No offence and do not judge me on saying this I do not mean to be rude BUT meat is the best source of protein and you only have to consume small amounts and it benefits the body faster!!

We did not live thousands of years not noticing the benefit of meat in some circumstances!!

Also there are many different kinds of vegetables high in protein but they are still second to meat as a source of maximum nutrients.
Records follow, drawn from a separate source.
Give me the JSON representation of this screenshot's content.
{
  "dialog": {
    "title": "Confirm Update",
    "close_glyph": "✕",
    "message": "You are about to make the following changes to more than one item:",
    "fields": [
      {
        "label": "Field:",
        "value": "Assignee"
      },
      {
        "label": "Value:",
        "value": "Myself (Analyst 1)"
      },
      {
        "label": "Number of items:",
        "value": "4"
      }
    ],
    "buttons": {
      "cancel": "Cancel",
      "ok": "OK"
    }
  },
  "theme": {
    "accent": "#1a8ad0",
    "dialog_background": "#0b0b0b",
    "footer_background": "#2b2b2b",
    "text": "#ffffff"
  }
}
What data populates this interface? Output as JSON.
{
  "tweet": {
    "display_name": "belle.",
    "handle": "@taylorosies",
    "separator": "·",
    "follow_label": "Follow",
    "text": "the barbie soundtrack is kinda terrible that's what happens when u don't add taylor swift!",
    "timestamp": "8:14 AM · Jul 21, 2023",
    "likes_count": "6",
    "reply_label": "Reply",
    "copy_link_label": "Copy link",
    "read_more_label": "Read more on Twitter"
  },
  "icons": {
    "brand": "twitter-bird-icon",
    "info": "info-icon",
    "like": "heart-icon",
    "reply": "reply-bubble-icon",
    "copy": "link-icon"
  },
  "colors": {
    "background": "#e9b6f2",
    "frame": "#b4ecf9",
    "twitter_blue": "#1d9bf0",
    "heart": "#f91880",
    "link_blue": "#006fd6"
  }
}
It does not mean however that people if they live in relative comfortable circumstances can not live a healthy life on vegetables alone as long as they follow their diet plan and notice the changes in their body and change accordingly so they would get enough protein from vegetables!!

Addition: You veg/vegans are never happy I am still making vegtables as a possitive yet I still get a thumbs down!! You guys need to get your head out the clouds and realise that in some parts of the world and to some people meat means survival!!

Addition: I do appolygies you where asking for what types of vegtables you need to eat as a vegatarian, sorry about my answer it was not wrong but not the info you are looking for. Everybody esle has got it on the mark but do not concentrait on carb protiens, you need greens, pulses and lentals to give you a good balance.

There are places where meat is the only staple diet and stored as a survalval requirement.